On 3/9/21 9:39 AM, Roman Kennke wrote:
> We would like to propose a new project called Lilliput, with the goal 
> of exploring ways to shrink the object header.
>
> Goal:
> 1. Reduce the object header to 64 bits. It may be possible to shrink 
> it down to 32 bits as a secondary goal.
> 2. Make the header layout more flexible, i.e. allow some build-time 
> (possibly even run-time) configuration of how we use the bits.
>
> Motivation:
> In 64-bit Hotspot, Java objects have an object header of 128 bits: a 
> 64 bit multi-purpose header (‘mark’ or ‘lock’) word and a 64-bit class 
> pointer. With typical average object sizes of 5-6 words, this is quite 
> significant: 2 of those words are always taken by the header. If it 
> were possible to reduce the size of the header, we could significantly 
> reduce memory pressure, which directly translates to one or more of 
> (depending what you care about or what your workload does):
>
> - Reduced heap usage
> - Higher object allocation rate
> - Reduced GC activity
> - Tighter packing of objects -> better cache locality
>
> In other words, we could reduce the overall CPU and/or memory usage of 
> all Java workloads, whether it’s a large in-memory database or a small 
> containerized application.
>
>
> The object header is used (and overloaded) for the following purposes:
>
> - Locking: the lower 3 bits are used to indicate the locking state of 
> an object and the higher bits *may* be used to encode a pointer to a 
> stack-allocated monitor or inflated lock object
> - GC: 4 bits are used for tracking the age of each object (in 
> generational collectors). The whole header *may* be used to store 
> forwarding information, depending on the collector
> - Identity hash-code: Up to 32 bits are used to store the identity 
> hash-code
> - Type information: 64 bits are used to point to the Klass that 
> describes the object type
>
>
> We have a wide variety of techniques to explore for allocating and 
> down-sizing header fields:
>
> - Pointers can be compressed, e.g. if we expect a maximum of, say, 
> 8192 classes, we could, with some careful alignment of Klass objects, 
> compress the class pointer down to 13 bits: 2^13=8192 addressable 
> Klasses. Similar considerations apply to stack pointers and monitors.
> - Instead of using pointers, we could use class IDs that index a 
> lookup table
> - We could backfill fields which are known at compile-time (e.g. 
> alignment gap or hidden fields)
> - We could use backfill fields appended to an object after the GC 
> moved it (e.g. for hashcode)
> - We could use side-tables
>
>
> We also have a bewildering number of constraints. To name a few:
> - Performance
> - If we limit e.g. number of classes/monitors/etc that we can encode, 
> we need a way to deal with overflow
> - Requires changes in assembly across all supported platforms (also 
> consider 32 bits)
> - Interaction with other projects like Panama, Loom, maybe Leyden, etc
>
> And a couple of opportunities for further work (possibly outside of 
> this project):
> - If we leave arraylength in its own 64-bit field, perhaps we should 
> consider 64-bit addressable arrays?
> - Improvements to hashcode. Maybe salt it to avoid repetition of 
> nursery objects, maybe expand it to 64 or even 128 bit.
>
>
> I would propose myself as the project lead for Lilliput. :-)
> For initial committers I think we need all expertise in runtime and GC 
> that we can get. From the top of my head I’m thinking of John Rose, 
> Dave Dice, Andrew Dinn, Andrew Haley, Erik Österlund, Aleksey 
> Shipilev, Coleen Phillimore, Stefan Karlsson, Per Liden. Please 
> suggest anybody who you think should be involved in this too. (Or 
> yourself if you want to be in, or if you have no interest in it.)

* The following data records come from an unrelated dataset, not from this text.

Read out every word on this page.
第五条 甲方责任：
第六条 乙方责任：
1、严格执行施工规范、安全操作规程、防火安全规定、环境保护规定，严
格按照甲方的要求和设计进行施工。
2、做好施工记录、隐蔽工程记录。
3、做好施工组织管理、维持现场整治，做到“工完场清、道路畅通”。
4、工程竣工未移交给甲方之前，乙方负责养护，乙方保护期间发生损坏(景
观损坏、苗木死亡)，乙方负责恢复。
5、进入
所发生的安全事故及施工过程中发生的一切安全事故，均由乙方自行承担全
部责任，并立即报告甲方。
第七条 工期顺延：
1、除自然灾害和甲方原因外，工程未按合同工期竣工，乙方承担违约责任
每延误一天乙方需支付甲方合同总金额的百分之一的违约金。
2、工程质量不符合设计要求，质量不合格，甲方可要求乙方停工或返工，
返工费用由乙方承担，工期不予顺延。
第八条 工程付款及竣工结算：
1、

Yes, please. I'd like to be a committer.  I had done experiments with a 
klass pointer indirection, which could effectively be a klass index. The 
performance numbers for throughput weren't that bad, but we didn't have 
the bandwidth to investigate further at the time. Also I kept running 
into solaris _sbrk malloc at the time.

In JDK 18, we're going to be removing BiasedLocking so that removes one 
use of the markWord.

Thanks,
Coleen

>
>
> My initial work plan is to:
>
> - Brainstorm, collect ideas and propose techniques in the Wiki
> - Come up with a proof of concept as quickly as possible
>   - Use ZGC: no header usage
>   - Use existing class-pointer compression
>   - Shrink hashcode
> - Work from there, decide-as-we-go with insights from previous steps
>
>
> Please let me know what you think!
>
> Thanks,
> Roman
>